The client will connect to the gateway and start evaluating metrics as configured.


Notes

  • Ensure that port 5000 is open on the gateway machine if running on a network.
  • The gateway must be running before starting the client.
  • For testing on the same machine, you can always use http://127.0.0.1:5000.

Input Format

  • Candidate file(s): MT model outputs (one file per system)
  • Source file: original sentences (aligned with candidates)
  • Reference file: gold-standard translations (used by reference-based metrics)

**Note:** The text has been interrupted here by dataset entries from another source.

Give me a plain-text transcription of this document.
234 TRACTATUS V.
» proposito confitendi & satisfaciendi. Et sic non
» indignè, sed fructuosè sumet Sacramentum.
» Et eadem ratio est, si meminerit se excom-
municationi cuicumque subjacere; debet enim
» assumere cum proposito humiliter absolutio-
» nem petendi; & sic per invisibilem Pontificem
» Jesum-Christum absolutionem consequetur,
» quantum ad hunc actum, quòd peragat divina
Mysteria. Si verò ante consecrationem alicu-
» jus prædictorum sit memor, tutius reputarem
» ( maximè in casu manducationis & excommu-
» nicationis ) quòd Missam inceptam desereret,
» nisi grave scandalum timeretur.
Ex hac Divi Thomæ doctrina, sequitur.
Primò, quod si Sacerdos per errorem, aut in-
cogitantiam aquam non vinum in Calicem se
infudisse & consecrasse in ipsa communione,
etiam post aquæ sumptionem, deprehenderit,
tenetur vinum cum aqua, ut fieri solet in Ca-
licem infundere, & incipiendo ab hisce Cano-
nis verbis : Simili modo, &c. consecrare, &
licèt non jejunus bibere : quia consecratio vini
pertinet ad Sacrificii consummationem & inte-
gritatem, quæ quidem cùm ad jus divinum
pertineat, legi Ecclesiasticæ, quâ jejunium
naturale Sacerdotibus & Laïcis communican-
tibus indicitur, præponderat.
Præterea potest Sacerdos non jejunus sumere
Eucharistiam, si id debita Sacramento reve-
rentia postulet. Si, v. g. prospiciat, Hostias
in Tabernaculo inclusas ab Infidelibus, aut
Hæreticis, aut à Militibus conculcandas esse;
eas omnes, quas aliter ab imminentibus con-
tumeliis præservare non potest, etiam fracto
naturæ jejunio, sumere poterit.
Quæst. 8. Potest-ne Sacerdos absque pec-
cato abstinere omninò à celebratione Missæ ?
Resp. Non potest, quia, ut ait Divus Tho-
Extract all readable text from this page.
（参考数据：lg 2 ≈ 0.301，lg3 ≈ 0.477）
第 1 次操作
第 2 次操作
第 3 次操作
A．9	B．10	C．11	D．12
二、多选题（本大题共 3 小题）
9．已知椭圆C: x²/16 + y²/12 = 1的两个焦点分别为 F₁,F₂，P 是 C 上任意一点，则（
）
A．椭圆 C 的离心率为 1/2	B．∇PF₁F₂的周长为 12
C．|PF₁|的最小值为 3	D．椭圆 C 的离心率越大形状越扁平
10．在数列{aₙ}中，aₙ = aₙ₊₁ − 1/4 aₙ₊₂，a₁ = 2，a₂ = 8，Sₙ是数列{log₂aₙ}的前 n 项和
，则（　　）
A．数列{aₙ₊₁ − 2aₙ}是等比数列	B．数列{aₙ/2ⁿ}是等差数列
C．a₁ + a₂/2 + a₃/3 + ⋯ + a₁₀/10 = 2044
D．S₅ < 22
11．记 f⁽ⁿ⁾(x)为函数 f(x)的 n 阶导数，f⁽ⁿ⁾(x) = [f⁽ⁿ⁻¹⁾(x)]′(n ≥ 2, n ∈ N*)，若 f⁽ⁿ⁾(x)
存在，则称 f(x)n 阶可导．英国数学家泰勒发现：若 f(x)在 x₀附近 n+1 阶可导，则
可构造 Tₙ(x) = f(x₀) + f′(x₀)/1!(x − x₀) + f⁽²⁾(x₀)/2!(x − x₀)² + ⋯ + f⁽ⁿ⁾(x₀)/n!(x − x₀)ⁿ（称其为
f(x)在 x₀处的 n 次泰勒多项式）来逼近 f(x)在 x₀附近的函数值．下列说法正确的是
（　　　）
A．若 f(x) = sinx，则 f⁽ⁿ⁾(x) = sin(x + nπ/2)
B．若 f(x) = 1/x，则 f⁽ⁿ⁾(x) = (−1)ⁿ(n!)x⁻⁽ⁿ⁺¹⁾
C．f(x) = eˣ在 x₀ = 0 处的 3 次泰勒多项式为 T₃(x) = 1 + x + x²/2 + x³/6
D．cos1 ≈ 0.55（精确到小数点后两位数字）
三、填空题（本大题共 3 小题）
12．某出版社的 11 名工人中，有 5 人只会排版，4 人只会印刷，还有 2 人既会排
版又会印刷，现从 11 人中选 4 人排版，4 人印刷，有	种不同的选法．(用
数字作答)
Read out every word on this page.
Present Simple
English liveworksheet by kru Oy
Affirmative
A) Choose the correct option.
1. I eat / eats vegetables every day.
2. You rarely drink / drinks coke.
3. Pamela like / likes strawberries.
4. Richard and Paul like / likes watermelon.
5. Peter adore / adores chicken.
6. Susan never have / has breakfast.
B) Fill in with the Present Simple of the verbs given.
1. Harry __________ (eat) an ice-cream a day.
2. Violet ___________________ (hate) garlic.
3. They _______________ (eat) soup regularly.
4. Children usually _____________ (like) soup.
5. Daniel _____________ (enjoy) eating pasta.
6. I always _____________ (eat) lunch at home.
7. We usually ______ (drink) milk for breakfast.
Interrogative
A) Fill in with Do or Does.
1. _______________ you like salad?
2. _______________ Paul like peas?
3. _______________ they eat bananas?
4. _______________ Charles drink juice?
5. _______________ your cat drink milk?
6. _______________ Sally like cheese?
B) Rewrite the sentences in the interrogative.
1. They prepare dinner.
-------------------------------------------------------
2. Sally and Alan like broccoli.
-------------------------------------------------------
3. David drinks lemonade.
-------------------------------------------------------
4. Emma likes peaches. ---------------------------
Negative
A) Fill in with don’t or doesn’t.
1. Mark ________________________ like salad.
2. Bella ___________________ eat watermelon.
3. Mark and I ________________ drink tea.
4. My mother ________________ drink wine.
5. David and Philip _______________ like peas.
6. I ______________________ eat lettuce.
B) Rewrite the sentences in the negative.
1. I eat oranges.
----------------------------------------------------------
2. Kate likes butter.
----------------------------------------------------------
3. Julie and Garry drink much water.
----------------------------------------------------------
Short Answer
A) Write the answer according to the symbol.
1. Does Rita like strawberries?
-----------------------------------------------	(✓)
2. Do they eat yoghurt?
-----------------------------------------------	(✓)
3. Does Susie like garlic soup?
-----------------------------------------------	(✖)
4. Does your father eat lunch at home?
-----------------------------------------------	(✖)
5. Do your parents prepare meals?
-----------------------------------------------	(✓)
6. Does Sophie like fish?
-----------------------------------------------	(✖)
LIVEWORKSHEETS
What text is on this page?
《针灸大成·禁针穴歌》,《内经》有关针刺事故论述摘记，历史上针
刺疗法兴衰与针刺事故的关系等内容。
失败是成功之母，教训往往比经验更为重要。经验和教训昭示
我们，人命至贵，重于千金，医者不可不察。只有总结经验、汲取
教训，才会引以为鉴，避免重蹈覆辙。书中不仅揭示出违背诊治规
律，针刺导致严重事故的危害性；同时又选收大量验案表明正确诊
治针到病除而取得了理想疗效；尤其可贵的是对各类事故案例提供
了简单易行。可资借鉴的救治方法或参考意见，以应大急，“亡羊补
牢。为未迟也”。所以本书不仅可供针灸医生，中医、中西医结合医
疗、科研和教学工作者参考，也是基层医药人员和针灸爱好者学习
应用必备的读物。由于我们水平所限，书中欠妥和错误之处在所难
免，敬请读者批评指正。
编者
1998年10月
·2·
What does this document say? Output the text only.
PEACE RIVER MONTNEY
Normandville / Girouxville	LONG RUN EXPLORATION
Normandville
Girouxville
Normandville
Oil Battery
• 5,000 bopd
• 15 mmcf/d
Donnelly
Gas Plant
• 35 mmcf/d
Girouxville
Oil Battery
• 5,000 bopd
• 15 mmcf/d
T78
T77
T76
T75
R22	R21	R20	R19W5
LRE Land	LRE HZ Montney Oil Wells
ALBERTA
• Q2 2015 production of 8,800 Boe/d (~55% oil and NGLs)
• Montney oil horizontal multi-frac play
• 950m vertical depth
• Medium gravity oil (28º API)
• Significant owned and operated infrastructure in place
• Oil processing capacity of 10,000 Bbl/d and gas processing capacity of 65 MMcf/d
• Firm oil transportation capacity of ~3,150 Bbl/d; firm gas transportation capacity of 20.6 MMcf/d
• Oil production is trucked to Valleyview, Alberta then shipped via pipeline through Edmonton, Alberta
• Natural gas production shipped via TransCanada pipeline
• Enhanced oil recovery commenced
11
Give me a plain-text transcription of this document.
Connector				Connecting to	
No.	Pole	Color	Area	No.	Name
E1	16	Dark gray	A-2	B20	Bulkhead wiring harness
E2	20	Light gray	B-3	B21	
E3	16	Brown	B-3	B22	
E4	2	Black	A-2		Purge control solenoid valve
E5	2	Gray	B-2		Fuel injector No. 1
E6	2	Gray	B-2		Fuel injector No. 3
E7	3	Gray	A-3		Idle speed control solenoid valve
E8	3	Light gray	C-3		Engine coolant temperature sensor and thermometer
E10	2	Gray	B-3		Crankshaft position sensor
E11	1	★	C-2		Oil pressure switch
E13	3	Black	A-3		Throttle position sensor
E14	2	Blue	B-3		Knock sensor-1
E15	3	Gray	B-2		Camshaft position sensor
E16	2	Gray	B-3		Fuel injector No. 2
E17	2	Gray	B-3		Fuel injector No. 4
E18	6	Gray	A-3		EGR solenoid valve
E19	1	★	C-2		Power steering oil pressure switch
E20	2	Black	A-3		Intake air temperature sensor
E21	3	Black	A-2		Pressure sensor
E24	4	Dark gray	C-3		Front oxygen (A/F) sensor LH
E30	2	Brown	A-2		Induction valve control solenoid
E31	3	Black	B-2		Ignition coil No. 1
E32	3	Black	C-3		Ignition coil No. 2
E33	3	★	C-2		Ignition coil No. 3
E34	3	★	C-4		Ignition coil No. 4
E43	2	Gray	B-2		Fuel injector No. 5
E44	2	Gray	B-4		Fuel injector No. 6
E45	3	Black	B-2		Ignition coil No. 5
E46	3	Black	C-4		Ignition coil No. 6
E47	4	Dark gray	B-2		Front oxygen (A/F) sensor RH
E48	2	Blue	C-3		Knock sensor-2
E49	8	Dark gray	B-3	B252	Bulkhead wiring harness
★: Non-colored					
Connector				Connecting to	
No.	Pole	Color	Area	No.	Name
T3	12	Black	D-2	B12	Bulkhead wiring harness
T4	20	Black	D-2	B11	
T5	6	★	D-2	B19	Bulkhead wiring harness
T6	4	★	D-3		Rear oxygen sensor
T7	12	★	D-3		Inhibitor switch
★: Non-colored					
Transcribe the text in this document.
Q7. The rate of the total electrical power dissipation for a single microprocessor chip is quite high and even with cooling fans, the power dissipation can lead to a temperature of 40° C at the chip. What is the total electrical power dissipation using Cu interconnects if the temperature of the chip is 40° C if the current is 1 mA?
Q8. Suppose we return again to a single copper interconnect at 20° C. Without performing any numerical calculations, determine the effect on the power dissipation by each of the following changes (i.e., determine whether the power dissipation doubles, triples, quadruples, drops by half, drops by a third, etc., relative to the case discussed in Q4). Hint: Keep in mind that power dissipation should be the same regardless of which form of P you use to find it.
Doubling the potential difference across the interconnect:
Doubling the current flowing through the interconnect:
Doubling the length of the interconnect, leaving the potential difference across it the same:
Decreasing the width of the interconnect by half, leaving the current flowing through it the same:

All files must be plain .txt, aligned line-by-line (same number of lines, one segment per line).


Metrics

Reference-based

Metric Description Reference
BERTScore Contextualised embeddings for semantic similarity Zhang et al., 2019
BLEURT20 Trained on human preference data Sellam et al., 2020
xCOMET-XL Trained on human preference data Guerreiro et al., 2024
BLEU N-gram overlap Papineni et al., 2002; Post, 2018
ChrF2 Character-level overlap Popović, 2016; Post, 2018
TER Edit distance to reference Snover et al., 2006; Post, 2018

Note: BERTScore uses xlm-roberta-large, except for English it uses deberta-xlarge-mnli for English.

Quality Estimation

Metric Description Reference
LuxEmbedder Luxembourgish sentence embeddings Philippy et al., 2024

Score Interpretation

  • Results are exported to .xlsx, including an accuracy matrix with metric scores converted to probability percentages (cf. Kocmi et al., 2024).
  • Matrix interpretation: similar to a correlation matrix; shows likelihood of one system outperforming another.
  • Note: Luxembedder is excluded from the accuracy matrix due to conversion tool limitations.

Recommendations

  • For unrelated models: prioritise BERTScore, BLEURT20, and xCOMET-XL.
  • Surface-overlap metrics (BLEU, ChrF2, TER) are limited and not recommended for cross-system comparison.
  • Percentages in accuracy matrix do not add up due to conversion tool limitations. Prioritise positive scores (likelihood of model A being better than model B) over negative scores (likelihood of model B being worse than model A).
  • LuxEmbedder: promising but unverified; scores min-max-normalised (0.8–1.0 to 0-100 range); can also be used for src -> lb.

References

  • Guerreiro, N. M., Rei, R., Stigt, D. V., Coheur, L., Colombo, P., & Martins, A. F. (2024). xcomet: Transparent machine translation evaluation through fine-grained error detection. Transactions of the Association for Computational Linguistics, 12, 979-995.
  • Kocmi, T., Zouhar, V., Federmann, C., & Post, M. (2024). Navigating the metrics maze: Reconciling score magnitudes and accuracies. arXiv preprint arXiv:2401.06760.
  • Papineni, K., Roukos, S., Ward, T., & Zhu, W. J. (2002, July). Bleu: a method for automatic evaluation of machine translation. In Proceedings of the 40th annual meeting of the Association for Computational Linguistics (pp. 311-318).
  • Philippy, F., Guo, S., Klein, J., & Bissyandé, T. F. (2024). LuxEmbedder: A cross-lingual approach to enhanced Luxembourgish sentence embeddings. arXiv preprint arXiv:2412.03331.
  • Popović, M. (2016, August). chrF deconstructed: beta parameters and n-gram weights. In Proceedings of the First Conference on Machine Translation: Volume 2, Shared Task Papers (pp. 499-504).
  • Post, M. (2018). A call for clarity in reporting BLEU scores. arXiv preprint arXiv:1804.08771.
  • Sellam, T., Das, D., & Parikh, A. P. (2020). BLEURT: Learning robust metrics for text generation. arXiv preprint arXiv:2004.04696.
  • Snover, M., Dorr, B., Schwartz, R., Micciulla, L., & Makhoul, J. (2006). A study of translation edit rate with targeted human annotation. In Proceedings of the 7th Conference of the Association for Machine Translation in the Americas: Technical Papers (pp. 223-231).
  • Vanroy, B., Tezcan, A., & Macken, L. (2023). MATEO: MAchine Translation Evaluation Online. In M. Nurminen, J. Brenner, M. Koponen, S. Latomaa, M. Mikhailov, F. Schierl, … H. Moniz (Eds.), Proceedings of the 24th Annual Conference of the European Association for Machine Translation (pp. 499–500). Tampere, Finland: European Association for Machine Translation (EAMT).
  • Zhang, T., Kishore, V., Wu, F., Weinberger, K. Q., & Artzi, Y. (2019). Bertscore: Evaluating text generation with bert. arXiv preprint arXiv:1904.09675.